In Tunisia, victims of violence and sexual harassment often struggle to find justice.
“It is very hard for a victim to go to the police station and report a sexual harassment or violence case. Most of the time it is not taken seriously. The policeman, or women are going to judge them and ask them questions, not in a tactful way,” Ben Miled said.
For Lakhal, cases of harassment are not taken as seriously as other crimes. Lakhal recounted to Meshkal the story of a friend who was harassed that had to find another way to get the police interested in addressing her case.
“If she went to police saying he harassed me, they wouldn’t care. So she said he stole her phone,” Lakhal said.
Tunisia does have laws in place against sexual violence. In 2017, law 58, for the Elimination of Violence Against Women was passed. Article 226 of this law addresses sexual harassment. According to this law, sexual harassment is punishable by 2 years of imprisonment, and a 5,000 dinar fine, which is doubled in cases against children or relatives. Sexual harassment in this law is defined as “all aggression of others by acts or words, which carry sexual connotations which would damage their dignity, or their decency, and that which has the aim of submitting the sexual desires of the perpetrator, or others or exert against them a pressure which would reduce their capacity to resist.”
Said called the law “a legal arsenal that can help us. Police need to be educated to handle this from the start.”
However, the problem is that “the law’s not really implemented,” according to Ben Miled.
In the press release issued by the Coalition Against Sexual Harassment, the group also highlighted that according to the Centre for Research, Studies, Documentation and Information on Women (CREDIF by its French acronym), 97 percent of instances of sexual violence and abuse go unreported.
Aswat Nissa sees an opportunity to bring the existing legal arsenal into practice by calling for the process against Makhlouf to be sped up, for the law to be enforced in what is a very visible and highly publicized case.
“This young girl is facing a public figure. It’s very symbolic,” explained Ben Miled. Importantly here, there is proof: the photographs that the victim took.

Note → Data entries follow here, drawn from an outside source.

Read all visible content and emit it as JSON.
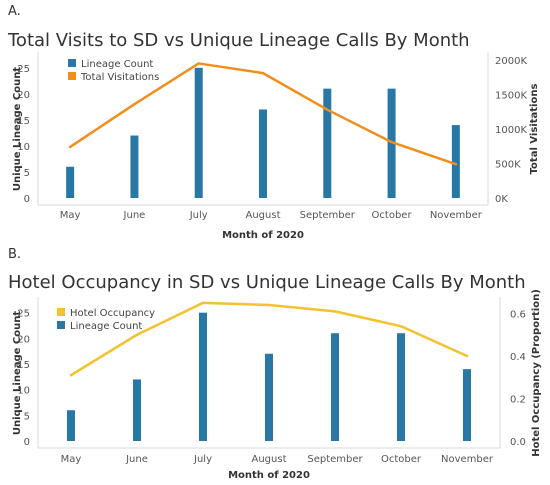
{
  "chart_data": [
    {
      "panel": "A.",
      "type": "bar+line",
      "title": "Total Visits to SD vs Unique Lineage Calls By Month",
      "xlabel": "Month of 2020",
      "ylabel_left": "Unique Lineage Count",
      "ylabel_right": "Total Visitations",
      "categories": [
        "May",
        "June",
        "July",
        "August",
        "September",
        "October",
        "November"
      ],
      "left_ticks": [
        "0",
        "5",
        "10",
        "15",
        "20",
        "25"
      ],
      "right_ticks": [
        "0K",
        "500K",
        "1000K",
        "1500K",
        "2000K"
      ],
      "ylim_left": [
        0,
        26.5
      ],
      "ylim_right": [
        0,
        2000000
      ],
      "legend": [
        "Lineage Count",
        "Total Visitations"
      ],
      "legend_placement": "top-left",
      "series": [
        {
          "name": "Lineage Count",
          "type": "bar",
          "axis": "left",
          "color": "#2878a6",
          "values": [
            6,
            12,
            25,
            17,
            21,
            21,
            14
          ]
        },
        {
          "name": "Total Visitations",
          "type": "line",
          "axis": "right",
          "color": "#f28e1c",
          "values": [
            740000,
            1360000,
            1950000,
            1810000,
            1280000,
            810000,
            490000
          ]
        }
      ]
    },
    {
      "panel": "B.",
      "type": "bar+line",
      "title": "Hotel Occupancy in SD vs Unique Lineage Calls By Month",
      "xlabel": "Month of 2020",
      "ylabel_left": "Unique Lineage Count",
      "ylabel_right": "Hotel Occupancy (Proportion)",
      "categories": [
        "May",
        "June",
        "July",
        "August",
        "September",
        "October",
        "November"
      ],
      "left_ticks": [
        "0",
        "5",
        "10",
        "15",
        "20",
        "25"
      ],
      "right_ticks": [
        "0.0",
        "0.2",
        "0.4",
        "0.6"
      ],
      "ylim_left": [
        0,
        26.5
      ],
      "ylim_right": [
        0,
        0.64
      ],
      "legend": [
        "Hotel Occupancy",
        "Lineage Count"
      ],
      "legend_placement": "top-left",
      "series": [
        {
          "name": "Lineage Count",
          "type": "bar",
          "axis": "left",
          "color": "#2878a6",
          "values": [
            6,
            12,
            25,
            17,
            21,
            21,
            14
          ]
        },
        {
          "name": "Hotel Occupancy",
          "type": "line",
          "axis": "right",
          "color": "#f3c230",
          "values": [
            0.31,
            0.5,
            0.65,
            0.64,
            0.61,
            0.54,
            0.4
          ]
        }
      ]
    }
  ]
}
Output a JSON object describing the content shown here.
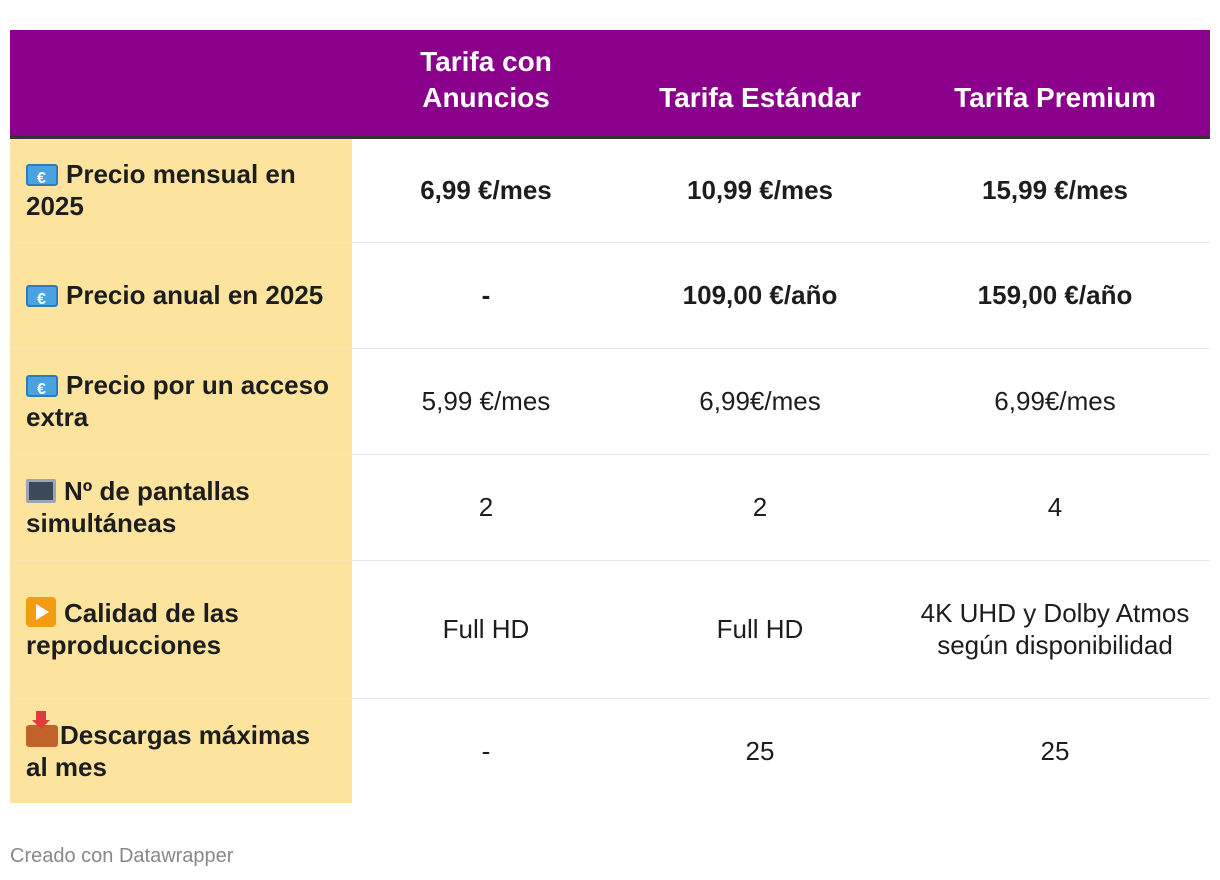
{
  "chart_data": {
    "type": "table",
    "header": {
      "label": "",
      "plans": [
        "Tarifa con Anuncios",
        "Tarifa Estándar",
        "Tarifa Premium"
      ]
    },
    "rows": [
      {
        "icon": "euro-banknote-icon",
        "label": "Precio mensual en 2025",
        "values": [
          "6,99 €/mes",
          "10,99 €/mes",
          "15,99 €/mes"
        ]
      },
      {
        "icon": "euro-banknote-icon",
        "label": "Precio anual en 2025",
        "values": [
          "-",
          "109,00 €/año",
          "159,00 €/año"
        ]
      },
      {
        "icon": "euro-banknote-icon",
        "label": "Precio por un acceso extra",
        "values": [
          "5,99 €/mes",
          "6,99€/mes",
          "6,99€/mes"
        ]
      },
      {
        "icon": "monitor-icon",
        "label": "Nº de pantallas simultáneas",
        "values": [
          "2",
          "2",
          "4"
        ]
      },
      {
        "icon": "play-button-icon",
        "label": "Calidad de las reproducciones",
        "values": [
          "Full HD",
          "Full HD",
          "4K UHD y Dolby Atmos según disponibilidad"
        ]
      },
      {
        "icon": "inbox-tray-icon",
        "label": "Descargas máximas al mes",
        "values": [
          "-",
          "25",
          "25"
        ]
      }
    ],
    "colors": {
      "header_background": "#8a008a",
      "label_column_background": "#fce49f"
    }
  },
  "footer": {
    "credit": "Creado con Datawrapper"
  }
}
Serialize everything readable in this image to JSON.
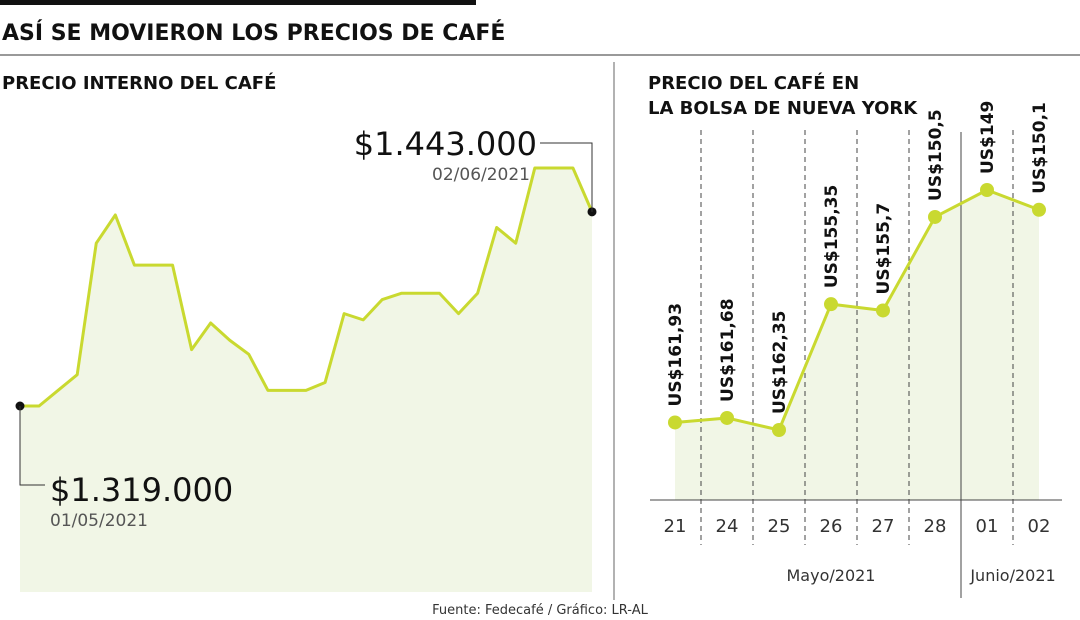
{
  "header": {
    "title": "ASÍ SE MOVIERON LOS PRECIOS DE CAFÉ"
  },
  "source": "Fuente: Fedecafé / Gráfico: LR-AL",
  "chart_data": [
    {
      "type": "area",
      "title": "PRECIO INTERNO DEL CAFÉ",
      "color": "#c9d930",
      "fill": "#f1f6e6",
      "categories": [
        "01/05/2021",
        null,
        null,
        null,
        null,
        null,
        null,
        null,
        null,
        null,
        null,
        null,
        null,
        null,
        null,
        null,
        null,
        null,
        null,
        null,
        null,
        null,
        null,
        null,
        null,
        null,
        null,
        null,
        null,
        null,
        "02/06/2021"
      ],
      "values": [
        1319000,
        1319000,
        1329000,
        1339000,
        1423000,
        1441000,
        1409000,
        1409000,
        1409000,
        1355000,
        1372000,
        1361000,
        1352000,
        1329000,
        1329000,
        1329000,
        1334000,
        1378000,
        1374000,
        1387000,
        1391000,
        1391000,
        1391000,
        1378000,
        1391000,
        1433000,
        1423000,
        1471000,
        1471000,
        1471000,
        1443000
      ],
      "value_labels": [
        "$1.319.000",
        null,
        null,
        null,
        null,
        null,
        null,
        null,
        null,
        null,
        null,
        null,
        null,
        null,
        null,
        null,
        null,
        null,
        null,
        null,
        null,
        null,
        null,
        null,
        null,
        null,
        null,
        null,
        null,
        null,
        "$1.443.000"
      ]
    },
    {
      "type": "line",
      "title_lines": [
        "PRECIO DEL CAFÉ EN",
        "LA BOLSA DE NUEVA YORK"
      ],
      "color": "#c9d930",
      "fill": "#f1f6e6",
      "categories": [
        "21",
        "24",
        "25",
        "26",
        "27",
        "28",
        "01",
        "02"
      ],
      "values": [
        161.93,
        161.68,
        162.35,
        155.35,
        155.7,
        150.5,
        149,
        150.1
      ],
      "value_labels": [
        "US$161,93",
        "US$161,68",
        "US$162,35",
        "US$155,35",
        "US$155,7",
        "US$150,5",
        "US$149",
        "US$150,1"
      ],
      "month_groups": [
        {
          "name": "Mayo/2021",
          "count": 6
        },
        {
          "name": "Junio/2021",
          "count": 2
        }
      ]
    }
  ]
}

That kind of proof is hard to come by in sexual harassment cases, according to Ben Miled.
In their press release, the coalition called for laws to be taken seriously by the judiciary, and also expressed the need for victims of sexual harassment to be encouraged to report it.
Lakhal, the editor of Asameena, however, argues that working with the judiciary is not enough. She points to how long it has taken for there to be any action against Makhlouf.
“See how long it takes the Tunisian police to arrest this guy. But the Tunisian police, if they see you eating in the middle of the day in Ramadan, they will arrest you. If they catch you having sex outside of marriage, or gay sex, they will arrest you,” Lakhal explained.
Rather than working with the police, Lakhal suggests that there is the need for more radical action: popular protest.
“The justice system is made against you. What are you going to do except asking it to change… For me you have to force it to change,” Lakhal told Meshkal. “You create movements, fights, opposition. You put pressure, and I think pressure has got to be clearly oppositional, and also popular. It shouldn’t be a few recommendations at the end of a document, at the end of a Powerpoint.”
Meshkal asked Ben Miled whether protest on the streets, rather than working alongside the judiciary might be a better option.
“Protesting could be a good thing,” she responded, but she was less sure that it offered a solution.
“I think it takes a lot of time and energy and advocacy,” Ben Miled said.
In their legal campaigning, Aswat Nissa is determined to continue.
“We are not stopping. Even he [Makhlouf] gets immunity. We are not stopping,” Ben Miled said.
Fadil Aliriza contributed to this report.